In the mid-90s, an internal administration change at the FDA meant that research into psychedelics was back on the table. The FDA was suddenly much more interested in prioritizing research that could find a cure for conditions with few treatment options, such as post-traumatic stress disorder. This regulatory culture shift gave researchers at MAPS the opportunity to begin the initial phase of research into the use of MDMA as therapy. These early studies focused primarily on the potentially dangerous side effects of the drug, none of which were found, according to Burge.

After the first round of research yielded promising results, MAPS finally got the opportunity to conduct the first-ever MDMA-assisted psychotherapy trials in 2000. The trials were based in Madrid and were designed to include 29 subjects receiving the experimental treatment.

Unfortunately, once media coverage increased public awareness of the trials, the anti-drug authority in Madrid quickly bowed to political pressure to shut the study down. The Madrid trials ended in 2002 with just six of the 29 subjects having received the treatment.

“It was too early for MDMA research in Spain,” says Burge. “There were administrators in the Spanish government that just were willing to shut it down and didn’t see much of a political advantage to letting it continue.”

Researchers’ fortunes would change that same year, however, when MAPS received permission from the FDA to carry out trials in Charleston, South Carolina. Five more trials would take place between 2002 and 2016, including one in Vancouver, despite numerous bureaucratically-motivated delays.

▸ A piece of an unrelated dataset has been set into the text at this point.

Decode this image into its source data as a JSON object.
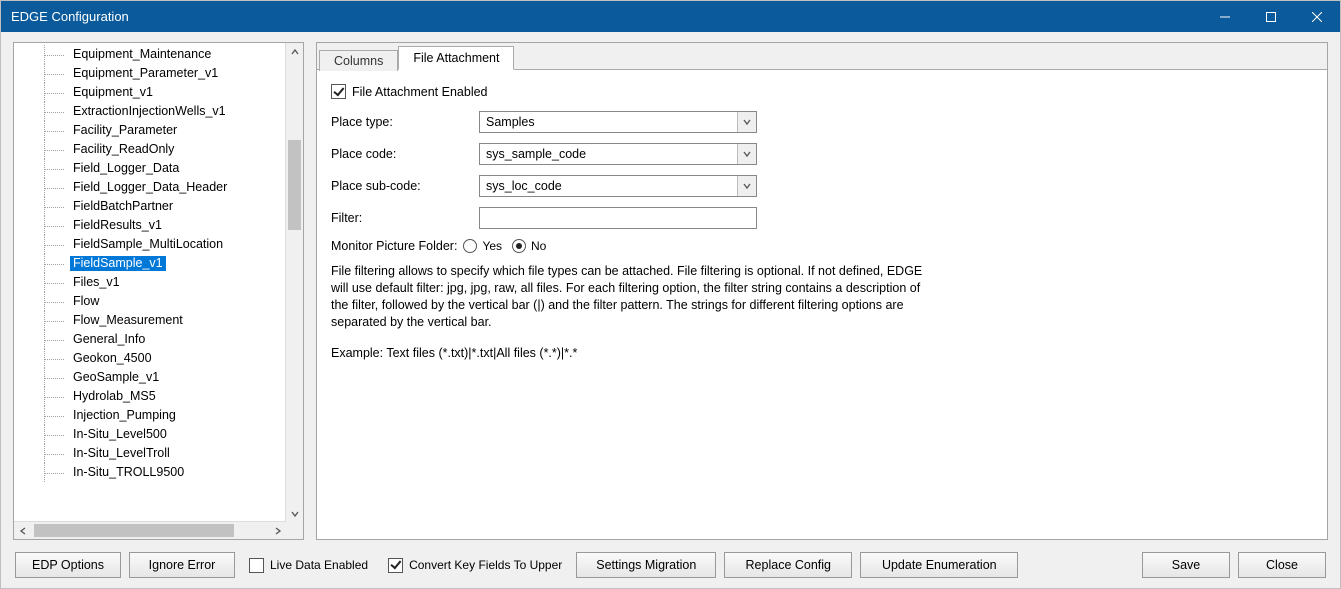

Tupper says that, as MAPS tried to get approval for the Vancouver study, some of the most challenging delays came from Health Canada. This was partially because nobody had tried to cut the red tape to legally bring MDMA into Canada before. The process of finding a place to store and administer the MDMA took about four years and required “a military level of security for a very small quantity of MDMA,” according to Burge.

“We ultimately only ended up with just a handful, about six subjects, there in Vancouver, which was helpful because ultimately it enabled us to finally get the approval,” he says. “We knew that when we wanted to do the phase three trials in Canada that Health Canada would be open to that and we would know which hoops we needed to jump through.”

Tupper says that the findings from phase two of their research were remarkably encouraging. According to MAPS, every test subject reported some sort of alleviation of PTSD symptoms after two months, while 61 per cent of subjects no longer met the qualifications for a PTSD diagnosis after treatment.

“There are going to be a lot of people who could potentially benefit from the therapy if the phase three results are anything like the phase two results,” Burge says.

With these results in hand, MAPS was able to submit applications to the FDA and Health Canada for the third round of trials, which will commence this year. In an important indication of confidence in the experimental method, the FDA gave psychedelic-assisted psychotherapy designation as a breakthrough therapy in August. The vast majority of treatments to receive this designation from the FDA go on to gain full approval, notes Burge.

“That’s really important because it shows that the FDA already recognizes that the phase two results were promising enough and strong enough to justify that designation,” he says.

Getting to this point has been a slow process for organizations like MAPS which are trying to explore the true potential of a highly politicised substance like MDMA. Researchers like Tupper know, however, that the possibility of successfully using it to treat mental health issues is too great to be ignored, and that regulators are finally starting to come around.

“It’s kind of exciting to be getting legitimate publications in highly-esteemed medical journals and to see the shift in public discourse and interest and how the media treats these topics,” he says. “It’s much more respectful than I think it was 20 years ago.”